Was die Ägypter mit der Tinktur, die sie vermutlich "mehes" nannten, anstellten, ist noch unklar. Opium ist eine wirksame Medizin gegen Fieber, Schmerz, Durchfall und Husten. Die Leute vom Nil nutzten die Droge wohl auch als Schlummertrank für schreiende Babys. Im Papyrus Ebers, dem ältesten Rezeptbuch der Welt, heißt es:

Kapseln von "mehes" / Wespenkot, der an der Mauer ist / in eins machen, durchseihen und vier Tage einnehmen / es hört gleich auf / das Kind, das schreit.

Aber benebelten sich die Pharaonen auch? Hinweise auf Orgien, bei denen Rauschgift im Spiel war, finden sich erst bei den Griechen. Thanatos, der Totengott, trägt eine gesenkte Fackel in der Hand - und eine Mohnkapsel. Auf Kreta wurde eine Frauenstatue entdeckt, die entrückt und wie in Trance emporblickt. Aus ihrem Kopfschmuck ragen drei Mohnkapseln.

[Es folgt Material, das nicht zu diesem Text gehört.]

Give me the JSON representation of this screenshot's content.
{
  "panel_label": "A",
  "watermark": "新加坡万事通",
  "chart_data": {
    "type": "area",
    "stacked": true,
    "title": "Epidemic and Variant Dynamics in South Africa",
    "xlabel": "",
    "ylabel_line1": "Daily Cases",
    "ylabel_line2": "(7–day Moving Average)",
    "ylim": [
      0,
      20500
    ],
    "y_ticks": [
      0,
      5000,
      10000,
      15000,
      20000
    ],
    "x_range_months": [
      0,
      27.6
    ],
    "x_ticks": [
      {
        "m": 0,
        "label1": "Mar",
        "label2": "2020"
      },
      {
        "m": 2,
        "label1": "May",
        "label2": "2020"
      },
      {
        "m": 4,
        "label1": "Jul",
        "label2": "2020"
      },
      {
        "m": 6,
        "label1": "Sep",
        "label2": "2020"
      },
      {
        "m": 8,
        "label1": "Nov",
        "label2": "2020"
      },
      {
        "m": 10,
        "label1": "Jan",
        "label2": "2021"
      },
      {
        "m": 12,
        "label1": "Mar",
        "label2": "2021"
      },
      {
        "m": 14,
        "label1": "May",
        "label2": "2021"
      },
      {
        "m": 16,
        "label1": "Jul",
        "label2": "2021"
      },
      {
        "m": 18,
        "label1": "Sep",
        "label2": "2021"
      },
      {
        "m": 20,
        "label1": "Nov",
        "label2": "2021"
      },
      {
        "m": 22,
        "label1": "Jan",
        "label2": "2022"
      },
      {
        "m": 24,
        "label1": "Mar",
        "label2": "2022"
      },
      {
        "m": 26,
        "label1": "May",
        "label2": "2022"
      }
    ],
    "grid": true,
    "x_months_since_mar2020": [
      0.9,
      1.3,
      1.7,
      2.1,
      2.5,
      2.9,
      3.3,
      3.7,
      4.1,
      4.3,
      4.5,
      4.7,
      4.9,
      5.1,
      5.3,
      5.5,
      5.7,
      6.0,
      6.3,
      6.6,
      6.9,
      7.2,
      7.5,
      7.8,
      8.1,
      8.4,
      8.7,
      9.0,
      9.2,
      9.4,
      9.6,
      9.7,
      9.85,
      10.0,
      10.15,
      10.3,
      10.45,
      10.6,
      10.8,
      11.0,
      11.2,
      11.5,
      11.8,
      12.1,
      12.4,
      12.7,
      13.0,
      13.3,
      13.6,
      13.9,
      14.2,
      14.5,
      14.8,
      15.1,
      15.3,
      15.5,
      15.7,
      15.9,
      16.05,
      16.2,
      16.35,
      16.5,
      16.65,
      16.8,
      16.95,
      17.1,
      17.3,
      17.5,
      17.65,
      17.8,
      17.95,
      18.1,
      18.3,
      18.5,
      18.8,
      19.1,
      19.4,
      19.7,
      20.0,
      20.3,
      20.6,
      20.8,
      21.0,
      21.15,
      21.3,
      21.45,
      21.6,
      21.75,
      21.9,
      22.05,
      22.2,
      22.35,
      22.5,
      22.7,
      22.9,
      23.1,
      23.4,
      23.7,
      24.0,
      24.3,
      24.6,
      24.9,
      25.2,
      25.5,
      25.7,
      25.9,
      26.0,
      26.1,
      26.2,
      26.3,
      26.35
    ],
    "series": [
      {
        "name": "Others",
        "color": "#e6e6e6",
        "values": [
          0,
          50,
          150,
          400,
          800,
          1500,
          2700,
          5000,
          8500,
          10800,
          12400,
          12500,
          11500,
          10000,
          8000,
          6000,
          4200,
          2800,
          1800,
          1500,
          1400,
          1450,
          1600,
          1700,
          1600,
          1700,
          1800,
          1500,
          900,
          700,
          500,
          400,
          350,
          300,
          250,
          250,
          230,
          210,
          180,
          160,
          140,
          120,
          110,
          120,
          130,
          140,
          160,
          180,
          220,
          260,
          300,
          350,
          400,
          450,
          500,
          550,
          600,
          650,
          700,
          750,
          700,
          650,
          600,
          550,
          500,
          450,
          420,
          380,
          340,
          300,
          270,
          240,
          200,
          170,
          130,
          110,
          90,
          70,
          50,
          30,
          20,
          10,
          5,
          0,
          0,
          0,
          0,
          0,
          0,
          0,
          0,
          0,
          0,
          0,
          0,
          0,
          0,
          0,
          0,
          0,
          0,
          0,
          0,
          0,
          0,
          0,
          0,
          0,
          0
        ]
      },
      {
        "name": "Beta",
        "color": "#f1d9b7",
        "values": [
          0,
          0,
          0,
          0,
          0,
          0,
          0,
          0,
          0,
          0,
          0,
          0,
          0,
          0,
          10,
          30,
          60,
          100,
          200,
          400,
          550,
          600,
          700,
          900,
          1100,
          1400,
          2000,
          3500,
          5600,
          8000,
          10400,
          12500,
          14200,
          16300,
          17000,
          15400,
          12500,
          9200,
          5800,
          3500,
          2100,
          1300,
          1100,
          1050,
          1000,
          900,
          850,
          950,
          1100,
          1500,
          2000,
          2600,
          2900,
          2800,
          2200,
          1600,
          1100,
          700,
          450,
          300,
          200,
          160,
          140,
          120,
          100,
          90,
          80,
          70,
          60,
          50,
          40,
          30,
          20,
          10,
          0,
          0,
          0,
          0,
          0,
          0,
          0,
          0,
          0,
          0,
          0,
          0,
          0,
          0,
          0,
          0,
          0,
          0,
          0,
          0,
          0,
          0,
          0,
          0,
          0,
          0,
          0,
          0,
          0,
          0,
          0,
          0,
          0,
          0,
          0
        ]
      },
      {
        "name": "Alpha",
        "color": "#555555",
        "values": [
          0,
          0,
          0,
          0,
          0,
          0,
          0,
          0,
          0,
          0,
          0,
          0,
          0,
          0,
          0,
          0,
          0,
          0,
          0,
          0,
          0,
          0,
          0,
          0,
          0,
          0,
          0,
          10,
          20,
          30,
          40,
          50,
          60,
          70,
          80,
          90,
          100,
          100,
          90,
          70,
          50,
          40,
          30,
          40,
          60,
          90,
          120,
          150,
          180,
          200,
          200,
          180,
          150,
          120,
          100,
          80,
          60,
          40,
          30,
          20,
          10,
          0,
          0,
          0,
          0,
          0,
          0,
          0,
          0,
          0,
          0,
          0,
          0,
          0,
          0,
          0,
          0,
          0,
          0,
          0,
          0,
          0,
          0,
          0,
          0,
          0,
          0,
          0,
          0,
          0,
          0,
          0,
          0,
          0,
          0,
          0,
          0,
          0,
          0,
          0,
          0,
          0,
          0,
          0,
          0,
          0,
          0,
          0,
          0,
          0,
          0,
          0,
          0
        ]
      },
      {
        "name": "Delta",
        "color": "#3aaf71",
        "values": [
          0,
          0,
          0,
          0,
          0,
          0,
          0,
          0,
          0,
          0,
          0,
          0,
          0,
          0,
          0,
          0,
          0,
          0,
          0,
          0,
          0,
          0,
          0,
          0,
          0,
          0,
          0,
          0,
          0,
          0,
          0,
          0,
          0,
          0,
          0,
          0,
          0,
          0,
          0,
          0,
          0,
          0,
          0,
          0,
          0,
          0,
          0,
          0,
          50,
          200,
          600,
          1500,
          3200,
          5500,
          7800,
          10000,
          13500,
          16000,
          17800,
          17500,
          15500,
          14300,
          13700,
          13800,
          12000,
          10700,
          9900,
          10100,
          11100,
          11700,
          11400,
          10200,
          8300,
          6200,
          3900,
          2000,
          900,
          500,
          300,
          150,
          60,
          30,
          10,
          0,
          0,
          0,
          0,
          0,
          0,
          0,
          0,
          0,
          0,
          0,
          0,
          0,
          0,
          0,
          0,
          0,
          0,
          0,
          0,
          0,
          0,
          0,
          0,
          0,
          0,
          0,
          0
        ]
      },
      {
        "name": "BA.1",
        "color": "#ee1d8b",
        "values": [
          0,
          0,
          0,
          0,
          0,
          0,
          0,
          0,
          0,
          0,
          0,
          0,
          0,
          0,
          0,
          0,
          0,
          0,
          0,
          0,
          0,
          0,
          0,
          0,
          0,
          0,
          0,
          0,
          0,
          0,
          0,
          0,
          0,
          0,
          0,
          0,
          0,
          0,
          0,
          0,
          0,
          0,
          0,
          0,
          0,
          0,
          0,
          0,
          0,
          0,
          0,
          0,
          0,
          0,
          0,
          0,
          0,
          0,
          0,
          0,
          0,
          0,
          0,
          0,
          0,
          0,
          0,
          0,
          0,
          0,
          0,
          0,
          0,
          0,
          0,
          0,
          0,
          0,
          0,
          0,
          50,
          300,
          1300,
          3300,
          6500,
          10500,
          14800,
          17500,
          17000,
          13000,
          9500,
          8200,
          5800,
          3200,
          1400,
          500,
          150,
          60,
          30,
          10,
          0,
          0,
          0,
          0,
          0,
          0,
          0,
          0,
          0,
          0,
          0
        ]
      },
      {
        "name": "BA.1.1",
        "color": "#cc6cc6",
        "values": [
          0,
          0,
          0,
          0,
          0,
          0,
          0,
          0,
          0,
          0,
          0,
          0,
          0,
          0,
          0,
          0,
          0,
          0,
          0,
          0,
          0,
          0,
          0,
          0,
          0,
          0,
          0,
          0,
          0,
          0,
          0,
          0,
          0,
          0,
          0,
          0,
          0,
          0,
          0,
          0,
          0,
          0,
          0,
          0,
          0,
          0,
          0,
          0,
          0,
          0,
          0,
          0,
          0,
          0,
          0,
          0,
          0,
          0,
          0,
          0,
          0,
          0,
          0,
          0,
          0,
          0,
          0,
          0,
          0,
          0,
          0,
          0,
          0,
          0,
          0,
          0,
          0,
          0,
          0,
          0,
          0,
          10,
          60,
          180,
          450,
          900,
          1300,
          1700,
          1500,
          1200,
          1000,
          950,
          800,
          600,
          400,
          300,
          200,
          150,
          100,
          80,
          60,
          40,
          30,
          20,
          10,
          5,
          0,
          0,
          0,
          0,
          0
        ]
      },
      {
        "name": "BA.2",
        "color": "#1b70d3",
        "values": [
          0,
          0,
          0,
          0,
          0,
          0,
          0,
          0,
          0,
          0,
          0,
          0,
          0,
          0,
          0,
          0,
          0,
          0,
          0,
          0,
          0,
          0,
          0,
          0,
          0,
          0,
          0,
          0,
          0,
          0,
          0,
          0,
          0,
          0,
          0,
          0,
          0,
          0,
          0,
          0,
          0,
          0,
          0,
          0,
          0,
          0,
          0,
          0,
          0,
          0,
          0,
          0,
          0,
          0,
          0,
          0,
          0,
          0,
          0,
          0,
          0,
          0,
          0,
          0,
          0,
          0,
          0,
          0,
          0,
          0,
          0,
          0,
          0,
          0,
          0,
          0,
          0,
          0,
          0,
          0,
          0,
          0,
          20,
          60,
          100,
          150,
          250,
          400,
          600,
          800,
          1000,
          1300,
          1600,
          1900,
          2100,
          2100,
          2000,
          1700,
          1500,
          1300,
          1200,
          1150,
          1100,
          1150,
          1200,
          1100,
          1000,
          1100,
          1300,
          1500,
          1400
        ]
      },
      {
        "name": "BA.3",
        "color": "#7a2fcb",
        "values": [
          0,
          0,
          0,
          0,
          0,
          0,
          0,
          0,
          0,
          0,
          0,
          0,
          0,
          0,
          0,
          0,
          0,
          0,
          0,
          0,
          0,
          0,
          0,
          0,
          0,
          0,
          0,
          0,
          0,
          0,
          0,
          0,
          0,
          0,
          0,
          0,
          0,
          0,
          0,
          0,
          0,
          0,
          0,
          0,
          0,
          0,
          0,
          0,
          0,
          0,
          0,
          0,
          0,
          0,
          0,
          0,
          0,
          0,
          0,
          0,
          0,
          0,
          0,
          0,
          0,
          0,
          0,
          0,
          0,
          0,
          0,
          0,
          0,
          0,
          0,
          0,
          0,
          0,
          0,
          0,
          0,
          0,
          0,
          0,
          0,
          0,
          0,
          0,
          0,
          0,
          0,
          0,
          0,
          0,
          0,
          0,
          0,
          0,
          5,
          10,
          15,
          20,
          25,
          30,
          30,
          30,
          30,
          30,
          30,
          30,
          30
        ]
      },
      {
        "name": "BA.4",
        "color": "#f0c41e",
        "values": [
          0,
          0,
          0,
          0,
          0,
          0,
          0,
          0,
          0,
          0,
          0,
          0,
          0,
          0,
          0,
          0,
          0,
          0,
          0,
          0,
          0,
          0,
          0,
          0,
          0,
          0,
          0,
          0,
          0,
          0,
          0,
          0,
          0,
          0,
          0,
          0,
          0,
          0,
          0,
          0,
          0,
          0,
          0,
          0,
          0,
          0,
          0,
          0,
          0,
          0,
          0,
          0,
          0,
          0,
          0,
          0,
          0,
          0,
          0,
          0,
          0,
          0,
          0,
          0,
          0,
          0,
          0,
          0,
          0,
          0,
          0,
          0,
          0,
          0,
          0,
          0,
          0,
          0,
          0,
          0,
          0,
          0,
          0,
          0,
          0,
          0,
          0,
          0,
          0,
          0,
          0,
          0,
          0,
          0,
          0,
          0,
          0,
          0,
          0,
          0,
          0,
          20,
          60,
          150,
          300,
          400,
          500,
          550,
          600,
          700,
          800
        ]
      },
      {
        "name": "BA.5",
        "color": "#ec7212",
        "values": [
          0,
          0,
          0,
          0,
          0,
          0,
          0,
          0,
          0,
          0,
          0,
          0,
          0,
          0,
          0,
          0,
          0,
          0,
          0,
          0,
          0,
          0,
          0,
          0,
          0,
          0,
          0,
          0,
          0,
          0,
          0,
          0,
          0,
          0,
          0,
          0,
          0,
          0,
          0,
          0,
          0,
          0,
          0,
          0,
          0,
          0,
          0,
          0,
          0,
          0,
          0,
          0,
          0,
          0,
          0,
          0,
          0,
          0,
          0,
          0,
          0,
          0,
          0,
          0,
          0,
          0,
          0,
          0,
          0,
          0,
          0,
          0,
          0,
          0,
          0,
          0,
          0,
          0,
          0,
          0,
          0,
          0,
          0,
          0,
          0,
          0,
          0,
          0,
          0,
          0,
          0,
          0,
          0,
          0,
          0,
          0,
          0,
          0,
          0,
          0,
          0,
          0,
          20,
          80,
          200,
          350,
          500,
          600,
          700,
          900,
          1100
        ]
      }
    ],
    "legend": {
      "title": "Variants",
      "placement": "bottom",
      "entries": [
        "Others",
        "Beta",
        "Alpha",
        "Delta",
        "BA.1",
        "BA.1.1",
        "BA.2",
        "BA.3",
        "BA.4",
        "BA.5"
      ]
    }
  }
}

Pioniere beim Anbau des Narkotikums waren die Griechen aber nicht. Die Biologen haben keinen Zweifel mehr, dass die Urform aller 700 modernen Mohnsorten in Spanien und Italien wuchs.

Steinzeitbauern müssen dann Saatgut über die Alpen geschleppt haben. Der älteste bislang entdeckte Mohnkrümel ist rund 7000 Jahre alt und lag bei Köln.

Auch die Abfallschicht, die die Pfahlbauer am Bodensee hinterließen, erinnert an eine Brötchenbox. Zwischen Küchendreck und Feuerresten fanden sich Abertausende von Mohnsamen. Ständig werden neue gefunden. Die Stuttgarter Expertin Ursula Maier geht davon aus, dass die Siedler die Pflanze "in großen Gärten" an den Seeufern zogen.

An bedröhnte Urgermanen, die im Morphinrausch im Morast saßen, mag die Expertin indes nicht glauben. "Bei kalter Witterung erzeugt Schlafmohn kaum Opiate", erklärt sie.

Die Wunderblume wirkt dann nur wie Jever Fun: Sie knallt nicht.